Они провернули за собой дог-болты, аккуратно запирая дверь, когда Попов вдруг встал.

— Ну? — осведомился уже от поворота к трапу Кузьменко.

— Там холодно, — тихо сказал Попов и зачем-то оглядел подволок, словно ожидая там кого-то увидеть.

— Ну, ясно. Не Коктебель, — усмехнулся капитан.

— Нет, Саня. Там же очень — очень! — холодно.

Кузьменко, задрав брови, глядел на него через плечо.

— Иней, — медленно пояснил Попов. — Иней же?

— А снаружи везде плюс? А ведь плюс… — пробормотал Кузьменко. — Стоп. Плюс.

— А у нас — дома, южнее! — у нас мороз.

— Еще какой.

— Да. Еще какой. А тут снежинки нету. А — здесь? На складе?

— Лихо…

Они поглядели на дверь. Друг на друга.

— И вообще — что это было? — почти прошептал Попов и не удержался — опять зачем-то оглядел подволок, но ничего, кроме старо свисавших черных проводов, там не увидел.

— Тут? — ткнул пальцем в дверь Кузьменко.

Попов молча медленно покачал головой.
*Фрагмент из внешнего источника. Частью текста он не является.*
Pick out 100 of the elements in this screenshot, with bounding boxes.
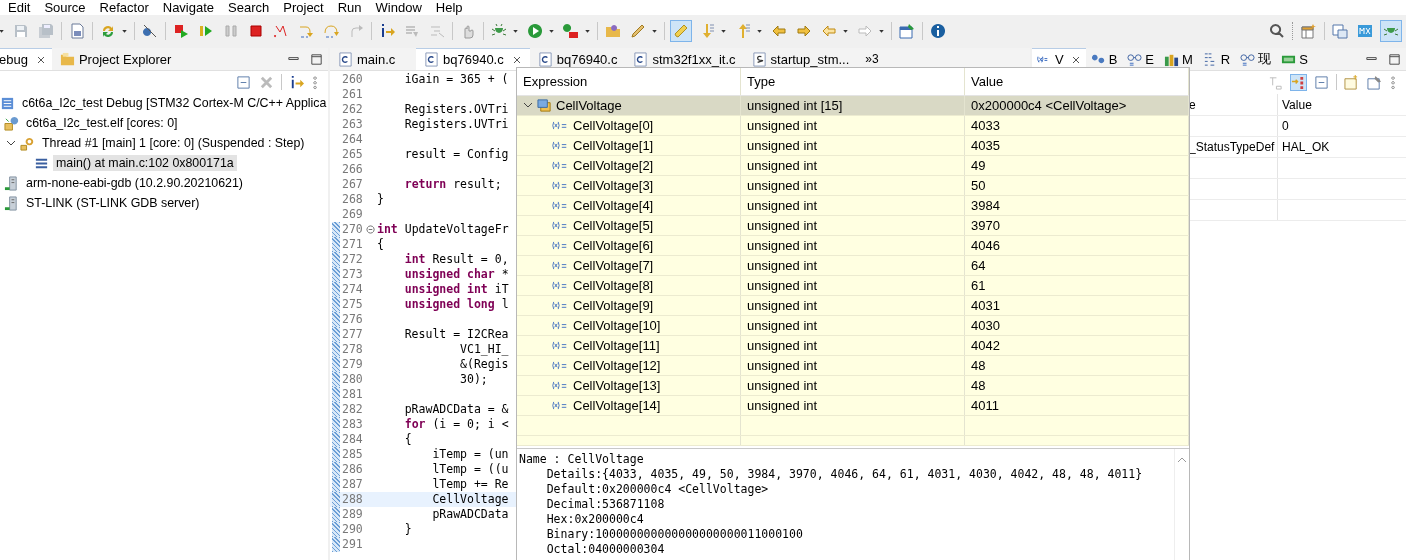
view-menu-icon[interactable] <box>312 74 318 90</box>
menu-item[interactable]: Search <box>228 0 270 15</box>
view-tab[interactable]: V <box>1032 48 1086 70</box>
detail-line: Name : CellVoltage <box>519 452 645 468</box>
editor-tab[interactable]: bq76940.c <box>529 48 626 70</box>
line-number: 272 <box>342 252 363 266</box>
tree-item[interactable]: c6t6a_I2c_test Debug [STM32 Cortex-M C/C++ Applica <box>19 95 328 111</box>
variable-row[interactable]: CellVoltage unsigned int [15] 0x200000c4 <CellVoltage> <box>517 95 1189 116</box>
line-number: 273 <box>342 267 363 281</box>
instruction-step-icon[interactable] <box>289 74 304 90</box>
code-line: lTemp = ((u <box>431 462 509 477</box>
detail-line: Details:{4033, 4035, 49, 50, 3984, 3970, 4046, 64, 61, 4031, 4030, 4042, 48, 48, 4011} <box>545 467 1144 483</box>
line-number: 291 <box>342 537 363 551</box>
column-header[interactable]: Type <box>741 68 965 95</box>
element-row[interactable]: CellVoltage[14] unsigned int 4011 <box>517 395 1189 416</box>
maximize-icon[interactable] <box>1387 51 1402 67</box>
scroll-up-icon[interactable] <box>1177 457 1187 464</box>
editor-tab[interactable]: bq76940.c <box>416 48 530 70</box>
element-row[interactable]: CellVoltage[7] unsigned int 64 <box>517 255 1189 276</box>
element-row[interactable]: CellVoltage[12] unsigned int 48 <box>517 355 1189 376</box>
variable-icon <box>551 119 569 131</box>
line-number: 290 <box>342 522 363 536</box>
element-row[interactable]: CellVoltage[0] unsigned int 4033 <box>517 115 1189 136</box>
new-item-icon[interactable] <box>1344 74 1359 90</box>
table-cell: CellVoltage[12] <box>573 357 661 373</box>
table-cell: unsigned int <box>747 277 818 293</box>
menu-item[interactable]: Refactor <box>99 0 149 15</box>
column-header[interactable]: Value <box>965 68 1189 95</box>
maximize-icon[interactable] <box>309 51 324 67</box>
table-cell: CellVoltage[0] <box>573 117 654 133</box>
menu-item[interactable]: Edit <box>8 0 31 15</box>
table-cell: 4042 <box>971 337 1000 353</box>
menu-item[interactable]: Project <box>283 0 324 15</box>
code-line: Registers.UVTri <box>403 117 509 132</box>
element-row[interactable]: CellVoltage[3] unsigned int 50 <box>517 175 1189 196</box>
element-row[interactable]: CellVoltage[4] unsigned int 3984 <box>517 195 1189 216</box>
menu-item[interactable]: Window <box>375 0 422 15</box>
more-tabs-button[interactable]: »3 <box>865 52 879 66</box>
table-cell: CellVoltage[1] <box>573 137 654 153</box>
view-tab[interactable]: 现 <box>1235 48 1277 70</box>
tree-item[interactable]: arm-none-eabi-gdb (10.2.90.20210621) <box>23 175 246 191</box>
detail-line: Octal:04000000304 <box>545 542 666 558</box>
tree-item[interactable]: Thread #1 [main] 1 [core: 0] (Suspended : Step) <box>39 135 308 151</box>
line-number: 271 <box>342 237 363 251</box>
tree-item[interactable]: c6t6a_I2c_test.elf [cores: 0] <box>23 115 181 131</box>
view-menu-icon[interactable] <box>1390 74 1396 90</box>
highlighter-toggle-icon[interactable] <box>670 19 692 42</box>
detail-line: Binary:100000000000000000000011000100 <box>545 527 804 543</box>
table-cell: unsigned int [15] <box>747 97 843 113</box>
pin-view-icon[interactable] <box>1367 74 1382 90</box>
table-cell: unsigned int <box>747 357 818 373</box>
column-header[interactable]: Value <box>1278 94 1406 115</box>
element-row[interactable]: CellVoltage[8] unsigned int 61 <box>517 275 1189 296</box>
element-row[interactable]: CellVoltage[9] unsigned int 4031 <box>517 295 1189 316</box>
element-row[interactable]: CellVoltage[2] unsigned int 49 <box>517 155 1189 176</box>
close-icon[interactable] <box>511 54 522 65</box>
menu-item[interactable]: Help <box>435 0 463 15</box>
element-row[interactable]: CellVoltage[5] unsigned int 3970 <box>517 215 1189 236</box>
element-row[interactable]: CellVoltage[11] unsigned int 4042 <box>517 335 1189 356</box>
view-tab[interactable]: S <box>1276 48 1313 70</box>
table-cell: 4033 <box>971 117 1000 133</box>
view-tab[interactable]: R <box>1197 48 1236 70</box>
menu-item[interactable]: Navigate <box>162 0 215 15</box>
close-icon[interactable] <box>35 54 46 65</box>
collapse-all-icon[interactable] <box>1314 74 1329 90</box>
view-tab[interactable]: B <box>1085 48 1123 70</box>
element-row[interactable]: CellVoltage[10] unsigned int 4030 <box>517 315 1189 336</box>
remove-terminated-icon[interactable] <box>259 74 274 90</box>
view-tab[interactable]: E <box>1122 48 1159 70</box>
fold-icon[interactable] <box>366 225 375 234</box>
column-header[interactable]: Expression <box>517 68 741 95</box>
editor-tab[interactable]: main.c <box>330 48 416 70</box>
line-number: 269 <box>342 207 363 221</box>
element-row[interactable]: CellVoltage[6] unsigned int 4046 <box>517 235 1189 256</box>
table-cell: CellVoltage[6] <box>573 237 654 253</box>
editor-tab[interactable]: startup_stm... <box>743 48 858 70</box>
menu-item[interactable]: Run <box>337 0 362 15</box>
line-number: 286 <box>342 462 363 476</box>
detail-line: Default:0x200000c4 <CellVoltage> <box>545 482 770 498</box>
collapse-all-icon[interactable] <box>236 74 251 90</box>
view-tab[interactable]: M <box>1159 48 1198 70</box>
view-tab[interactable]: Project Explorer <box>51 48 180 70</box>
element-row[interactable]: CellVoltage[13] unsigned int 48 <box>517 375 1189 396</box>
bug-perspective-icon[interactable] <box>1380 19 1402 42</box>
editor-tab[interactable]: stm32f1xx_it.c <box>625 48 744 70</box>
glasses-icon <box>1127 51 1143 67</box>
table-cell: 50 <box>971 177 986 193</box>
table-cell: unsigned int <box>747 337 818 353</box>
code-line: iTemp = (un <box>431 447 509 462</box>
logical-structure-icon[interactable] <box>1291 74 1306 90</box>
line-number: 282 <box>342 402 363 416</box>
tree-item[interactable]: main() at main.c:102 0x800171a <box>53 155 237 171</box>
close-icon[interactable] <box>1070 54 1081 65</box>
tree-item[interactable]: ST-LINK (ST-LINK GDB server) <box>23 195 203 211</box>
code-line: } <box>377 192 384 207</box>
line-number: 289 <box>342 507 363 521</box>
menu-item[interactable]: Source <box>44 0 86 15</box>
element-row[interactable]: CellVoltage[1] unsigned int 4035 <box>517 135 1189 156</box>
view-tab[interactable]: ebug <box>0 48 52 70</box>
variable-icon <box>551 219 569 231</box>
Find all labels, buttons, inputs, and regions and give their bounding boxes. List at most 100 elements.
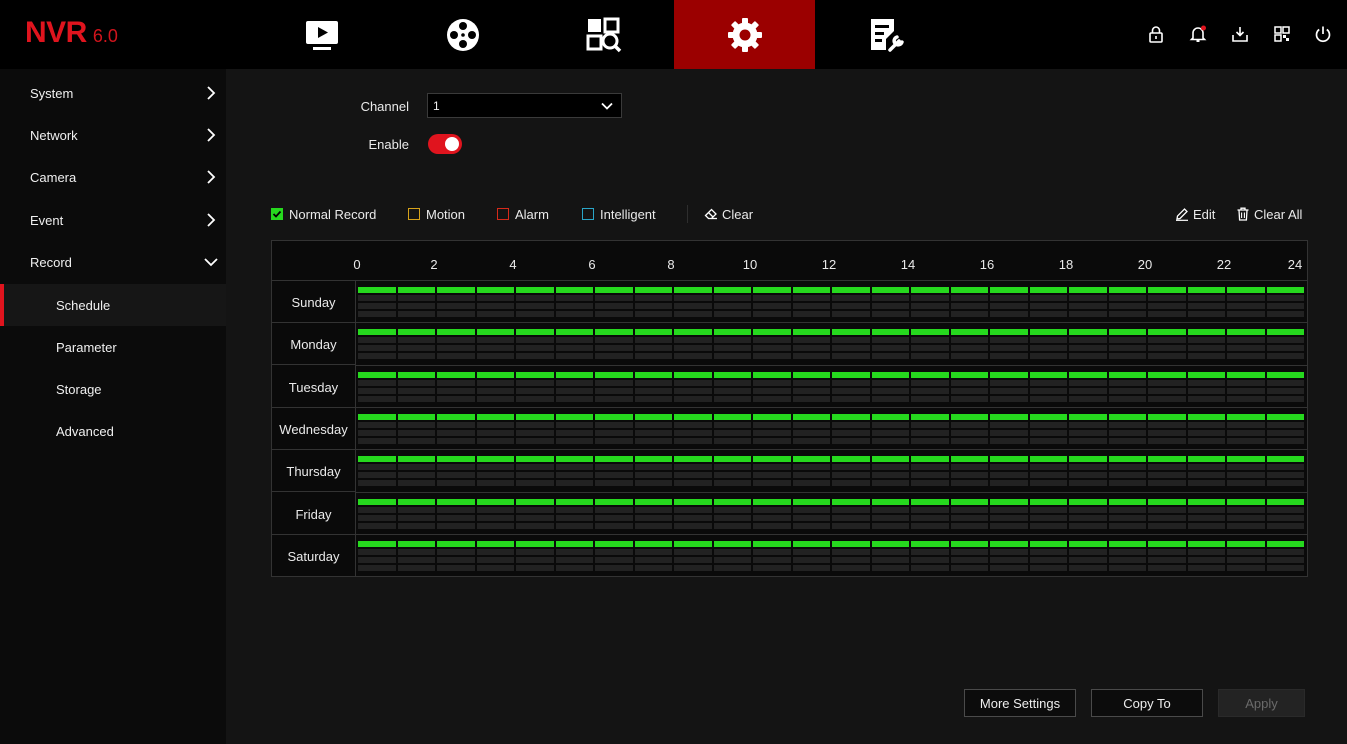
copy-to-button[interactable]: Copy To xyxy=(1091,689,1203,717)
empty-segment[interactable] xyxy=(990,311,1028,317)
empty-segment[interactable] xyxy=(1069,295,1107,301)
legend-motion[interactable]: Motion xyxy=(408,205,465,223)
empty-segment[interactable] xyxy=(871,345,909,352)
empty-segment[interactable] xyxy=(792,506,830,513)
empty-segment[interactable] xyxy=(1029,345,1067,352)
empty-segment[interactable] xyxy=(950,429,988,436)
empty-segment[interactable] xyxy=(753,303,791,309)
empty-segment[interactable] xyxy=(516,480,554,487)
empty-segment[interactable] xyxy=(1029,548,1067,555)
normal-record-segment[interactable] xyxy=(871,456,909,463)
normal-record-segment[interactable] xyxy=(1069,329,1107,336)
normal-record-segment[interactable] xyxy=(753,329,791,336)
empty-segment[interactable] xyxy=(1108,522,1146,529)
legend-alarm[interactable]: Alarm xyxy=(497,205,549,223)
empty-segment[interactable] xyxy=(397,480,435,487)
normal-record-segment[interactable] xyxy=(437,540,475,547)
normal-record-segment[interactable] xyxy=(1029,498,1067,505)
normal-record-segment[interactable] xyxy=(1187,329,1225,336)
empty-segment[interactable] xyxy=(950,522,988,529)
normal-record-segment[interactable] xyxy=(1227,498,1265,505)
empty-segment[interactable] xyxy=(950,556,988,563)
empty-segment[interactable] xyxy=(476,556,514,563)
normal-record-segment[interactable] xyxy=(792,413,830,420)
empty-segment[interactable] xyxy=(595,480,633,487)
empty-segment[interactable] xyxy=(1029,303,1067,309)
empty-segment[interactable] xyxy=(792,564,830,571)
empty-segment[interactable] xyxy=(871,395,909,402)
normal-record-segment[interactable] xyxy=(437,329,475,336)
empty-segment[interactable] xyxy=(674,429,712,436)
empty-segment[interactable] xyxy=(1227,395,1265,402)
normal-record-segment[interactable] xyxy=(674,498,712,505)
normal-record-segment[interactable] xyxy=(713,371,751,378)
empty-segment[interactable] xyxy=(516,564,554,571)
empty-segment[interactable] xyxy=(1266,480,1304,487)
normal-record-segment[interactable] xyxy=(674,456,712,463)
normal-record-segment[interactable] xyxy=(1108,540,1146,547)
empty-segment[interactable] xyxy=(1187,295,1225,301)
normal-record-segment[interactable] xyxy=(516,540,554,547)
empty-segment[interactable] xyxy=(1227,387,1265,394)
normal-record-segment[interactable] xyxy=(1029,287,1067,293)
empty-segment[interactable] xyxy=(516,506,554,513)
empty-segment[interactable] xyxy=(911,429,949,436)
empty-segment[interactable] xyxy=(832,337,870,344)
empty-segment[interactable] xyxy=(832,429,870,436)
empty-segment[interactable] xyxy=(753,464,791,471)
normal-record-segment[interactable] xyxy=(555,540,593,547)
empty-segment[interactable] xyxy=(674,514,712,521)
empty-segment[interactable] xyxy=(871,480,909,487)
empty-segment[interactable] xyxy=(437,464,475,471)
empty-segment[interactable] xyxy=(437,421,475,428)
empty-segment[interactable] xyxy=(832,303,870,309)
empty-segment[interactable] xyxy=(595,303,633,309)
empty-segment[interactable] xyxy=(674,548,712,555)
empty-segment[interactable] xyxy=(555,379,593,386)
empty-segment[interactable] xyxy=(358,311,396,317)
empty-segment[interactable] xyxy=(832,387,870,394)
normal-record-segment[interactable] xyxy=(713,498,751,505)
empty-segment[interactable] xyxy=(1069,421,1107,428)
normal-record-segment[interactable] xyxy=(358,371,396,378)
normal-record-segment[interactable] xyxy=(1227,456,1265,463)
empty-segment[interactable] xyxy=(1148,480,1186,487)
normal-record-segment[interactable] xyxy=(516,498,554,505)
tab-search[interactable] xyxy=(533,0,674,69)
empty-segment[interactable] xyxy=(832,564,870,571)
empty-segment[interactable] xyxy=(1069,387,1107,394)
empty-segment[interactable] xyxy=(1029,522,1067,529)
empty-segment[interactable] xyxy=(595,353,633,360)
normal-record-segment[interactable] xyxy=(437,456,475,463)
empty-segment[interactable] xyxy=(1266,556,1304,563)
empty-segment[interactable] xyxy=(990,303,1028,309)
empty-segment[interactable] xyxy=(516,548,554,555)
empty-segment[interactable] xyxy=(476,421,514,428)
empty-segment[interactable] xyxy=(792,429,830,436)
empty-segment[interactable] xyxy=(950,472,988,479)
empty-segment[interactable] xyxy=(753,295,791,301)
normal-record-segment[interactable] xyxy=(1069,456,1107,463)
sidebar-item-camera[interactable]: Camera xyxy=(0,156,226,198)
normal-record-segment[interactable] xyxy=(1227,413,1265,420)
empty-segment[interactable] xyxy=(516,464,554,471)
empty-segment[interactable] xyxy=(753,421,791,428)
empty-segment[interactable] xyxy=(950,464,988,471)
lock-icon[interactable] xyxy=(1144,22,1168,46)
normal-record-segment[interactable] xyxy=(911,456,949,463)
empty-segment[interactable] xyxy=(871,337,909,344)
empty-segment[interactable] xyxy=(397,421,435,428)
empty-segment[interactable] xyxy=(950,421,988,428)
empty-segment[interactable] xyxy=(1266,379,1304,386)
empty-segment[interactable] xyxy=(1266,303,1304,309)
more-settings-button[interactable]: More Settings xyxy=(964,689,1076,717)
empty-segment[interactable] xyxy=(990,387,1028,394)
normal-record-segment[interactable] xyxy=(1266,456,1304,463)
empty-segment[interactable] xyxy=(516,379,554,386)
empty-segment[interactable] xyxy=(950,345,988,352)
empty-segment[interactable] xyxy=(358,295,396,301)
empty-segment[interactable] xyxy=(437,295,475,301)
empty-segment[interactable] xyxy=(437,353,475,360)
empty-segment[interactable] xyxy=(871,295,909,301)
empty-segment[interactable] xyxy=(753,379,791,386)
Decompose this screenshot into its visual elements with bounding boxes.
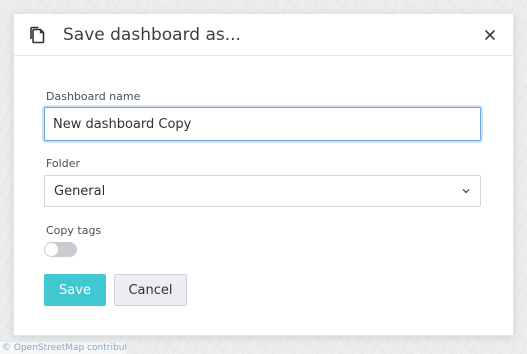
folder-select[interactable]: General: [44, 175, 481, 207]
copy-tags-toggle[interactable]: [44, 242, 77, 257]
map-attribution: © OpenStreetMap contributors: [0, 342, 126, 354]
dashboard-name-label: Dashboard name: [46, 90, 141, 103]
toggle-knob: [45, 243, 58, 256]
modal-title: Save dashboard as...: [63, 25, 241, 45]
modal-header: Save dashboard as...: [14, 14, 513, 56]
cancel-button[interactable]: Cancel: [114, 274, 187, 306]
save-button[interactable]: Save: [44, 274, 106, 306]
save-dashboard-modal: Save dashboard as... Dashboard name Fold…: [13, 13, 514, 336]
folder-select-value: General: [54, 183, 106, 199]
copy-icon: [29, 26, 45, 44]
copy-tags-label: Copy tags: [46, 224, 102, 237]
close-icon: [485, 30, 495, 40]
chevron-down-icon: [462, 189, 470, 194]
dashboard-name-input[interactable]: [44, 107, 481, 141]
folder-label: Folder: [46, 157, 80, 170]
close-button[interactable]: [480, 25, 500, 45]
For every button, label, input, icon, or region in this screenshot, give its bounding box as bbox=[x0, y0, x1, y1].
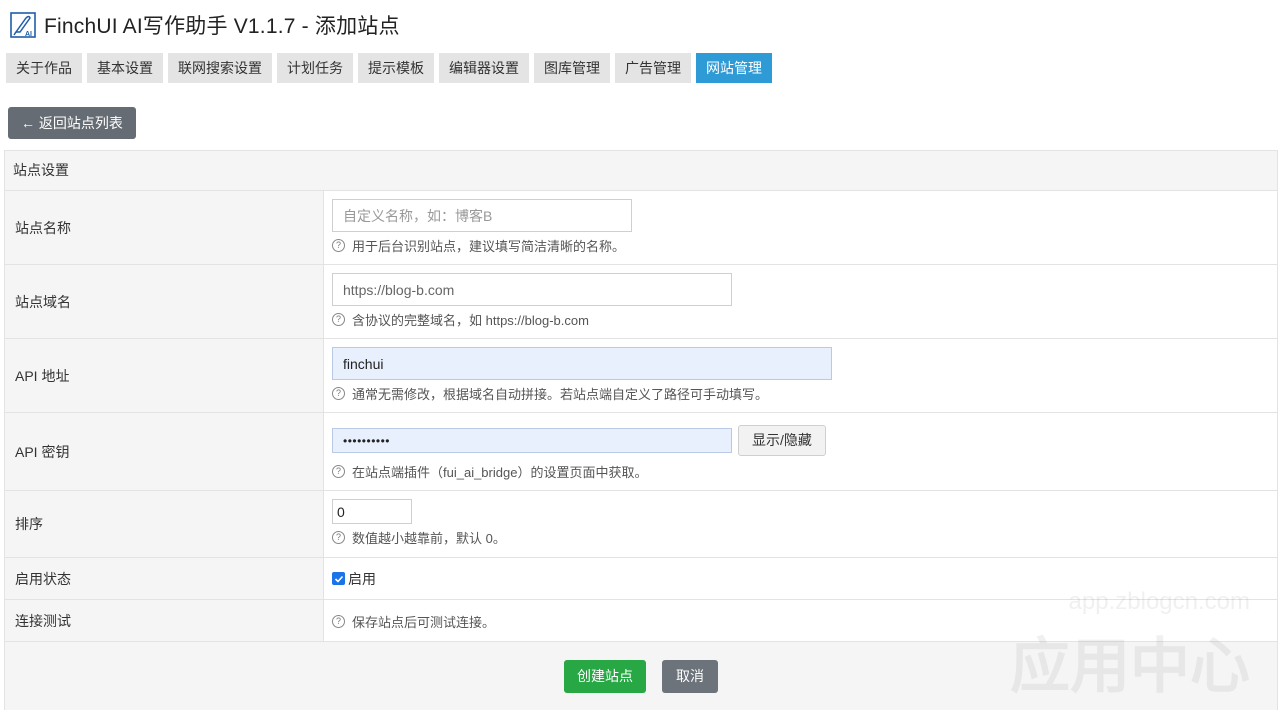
tab-editor-settings[interactable]: 编辑器设置 bbox=[439, 53, 529, 83]
tab-scheduled-tasks[interactable]: 计划任务 bbox=[277, 53, 353, 83]
main-tabs: 关于作品 基本设置 联网搜索设置 计划任务 提示模板 编辑器设置 图库管理 广告… bbox=[6, 53, 777, 83]
enable-checkbox-label[interactable]: 启用 bbox=[348, 569, 376, 589]
site-settings-panel: 站点设置 站点名称 自定义名称，如：博客B ? 用于后台识别站点，建议填写简洁清… bbox=[4, 150, 1278, 710]
sort-hint: ? 数值越小越靠前，默认 0。 bbox=[332, 528, 1269, 547]
check-icon bbox=[334, 575, 343, 583]
tab-site-management[interactable]: 网站管理 bbox=[696, 53, 772, 83]
connection-test-hint-text: 保存站点后可测试连接。 bbox=[352, 615, 496, 630]
tab-prompt-templates[interactable]: 提示模板 bbox=[358, 53, 434, 83]
api-url-input[interactable]: finchui bbox=[332, 347, 832, 380]
help-icon: ? bbox=[332, 615, 345, 628]
row-api-key: API 密钥 •••••••••• 显示/隐藏 ? 在站点端插件（fui_ai_… bbox=[5, 413, 1277, 491]
site-domain-input[interactable]: https://blog-b.com bbox=[332, 273, 732, 306]
help-icon: ? bbox=[332, 239, 345, 252]
api-key-hint: ? 在站点端插件（fui_ai_bridge）的设置页面中获取。 bbox=[332, 462, 1269, 481]
row-api-url: API 地址 finchui ? 通常无需修改，根据域名自动拼接。若站点端自定义… bbox=[5, 339, 1277, 413]
api-url-hint: ? 通常无需修改，根据域名自动拼接。若站点端自定义了路径可手动填写。 bbox=[332, 384, 1269, 403]
pen-ai-logo: AI bbox=[10, 12, 36, 38]
enable-checkbox[interactable] bbox=[332, 572, 345, 585]
cancel-button[interactable]: 取消 bbox=[662, 659, 718, 693]
back-to-site-list-button[interactable]: ← 返回站点列表 bbox=[8, 107, 136, 139]
site-name-hint: ? 用于后台识别站点，建议填写简洁清晰的名称。 bbox=[332, 236, 1269, 255]
row-site-domain: 站点域名 https://blog-b.com ? 含协议的完整域名，如 htt… bbox=[5, 265, 1277, 339]
site-domain-hint: ? 含协议的完整域名，如 https://blog-b.com bbox=[332, 310, 1269, 329]
row-status: 启用状态 启用 bbox=[5, 558, 1277, 600]
connection-test-label: 连接测试 bbox=[5, 600, 324, 641]
sort-hint-text: 数值越小越靠前，默认 0。 bbox=[352, 531, 506, 546]
tab-ad-management[interactable]: 广告管理 bbox=[615, 53, 691, 83]
app-header: AI FinchUI AI写作助手 V1.1.7 - 添加站点 bbox=[10, 10, 400, 40]
sort-label: 排序 bbox=[5, 491, 324, 557]
row-sort: 排序 0 ? 数值越小越靠前，默认 0。 bbox=[5, 491, 1277, 558]
help-icon: ? bbox=[332, 465, 345, 478]
status-label: 启用状态 bbox=[5, 558, 324, 599]
api-url-label: API 地址 bbox=[5, 339, 324, 412]
site-name-label: 站点名称 bbox=[5, 191, 324, 264]
tab-gallery-management[interactable]: 图库管理 bbox=[534, 53, 610, 83]
row-site-name: 站点名称 自定义名称，如：博客B ? 用于后台识别站点，建议填写简洁清晰的名称。 bbox=[5, 191, 1277, 265]
site-name-input[interactable]: 自定义名称，如：博客B bbox=[332, 199, 632, 232]
tab-basic-settings[interactable]: 基本设置 bbox=[87, 53, 163, 83]
api-key-input[interactable]: •••••••••• bbox=[332, 428, 732, 453]
help-icon: ? bbox=[332, 531, 345, 544]
site-domain-hint-text: 含协议的完整域名，如 https://blog-b.com bbox=[352, 313, 589, 328]
panel-heading: 站点设置 bbox=[5, 151, 1277, 191]
api-key-hint-text: 在站点端插件（fui_ai_bridge）的设置页面中获取。 bbox=[352, 465, 648, 480]
row-connection-test: 连接测试 ? 保存站点后可测试连接。 bbox=[5, 600, 1277, 642]
form-actions: 创建站点 取消 bbox=[5, 642, 1277, 710]
sort-input[interactable]: 0 bbox=[332, 499, 412, 524]
help-icon: ? bbox=[332, 387, 345, 400]
site-domain-label: 站点域名 bbox=[5, 265, 324, 338]
site-name-hint-text: 用于后台识别站点，建议填写简洁清晰的名称。 bbox=[352, 239, 626, 254]
api-url-hint-text: 通常无需修改，根据域名自动拼接。若站点端自定义了路径可手动填写。 bbox=[352, 387, 769, 402]
create-site-button[interactable]: 创建站点 bbox=[564, 659, 646, 693]
tab-about[interactable]: 关于作品 bbox=[6, 53, 82, 83]
api-key-label: API 密钥 bbox=[5, 413, 324, 490]
help-icon: ? bbox=[332, 313, 345, 326]
svg-text:AI: AI bbox=[25, 31, 32, 38]
tab-web-search-settings[interactable]: 联网搜索设置 bbox=[168, 53, 272, 83]
toggle-visibility-button[interactable]: 显示/隐藏 bbox=[738, 425, 826, 456]
connection-test-hint: ? 保存站点后可测试连接。 bbox=[332, 612, 495, 631]
page-title: FinchUI AI写作助手 V1.1.7 - 添加站点 bbox=[44, 15, 400, 38]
Капитан быстро огляделся, подергивая щекой, сплюнул демонстративно под ноги и щелкнул языком:

— Хватит! На покуда навоевались. Упремся — разберемся. А я так вообще — на пустой желудок не воюю. Война войной, а обед — по расписанию.

Выход они нашли как-то почти сразу, не плутая в переходах, и скоро выбрались из тамбура на полубак. Наверху был все тот же серый полусвет, глухо гудел враскачку океан, низкое драное небо свисало на скалы скисшим молочным киселем пополам с мокрой пылью.

— Интересно, тут солнце бывает? — задрал голову Кузьменко. — Вроде и не завтракать — обедать пора. Во, глянь — во дает союзник! Это ж как он туда забрался? — Капитан пронзительно свистнул и помахал яркой толстенькой бутылкой. Сэнди залихватски свистнул в ответ и вскинул из передней кабины штурмовика сцепленные руки.

— Прикрывает! — засмеялся старшина. — Как-никак свои!

С шумом прыгая по камням, они по осыпи почти съехали на пляж. Сэнди из кабины самолета приветствовал их широчайшей «американской» улыбкой.

— Виски! — преувеличенно-обрадованно заорал он, поймав на лету подброшенную бутылку, — и вдруг брови его взлетели на лоб, он испуганно-ошарашенно уставился на русских.

— Ты чего? — забеспокоился капитан, снизу ухватил Сэнди за руку с бутылкой и прочел издали по складам: — У-и-ски. Ну? Нормальный ход. Там всякого добра полно — не пропадем. Еще и с собой прихватим.

— «Сантори»! Японский виски. Японский!

— А, один черт — отрава. Зато без нормы. Так что сами себе…

— Да нет же! Виски — это наше, только наше, американское! Не бывает японс…

— Что? Что?! — шепотом крикнул — нет, ужаснулся Попов и мгновенно, как от пощечины, вспыхнул бело-красными пятнами по лицу. — Что ты сказал? Ты сказал?!

— Ну, да. Виски — чисто американская штука, и… — Сэнди задохнулся, его глаза, сверкнув, кошачьи запрыгали. Он понял. Он услышал себя и Попова. — О, Боже… Что, я? Язык?!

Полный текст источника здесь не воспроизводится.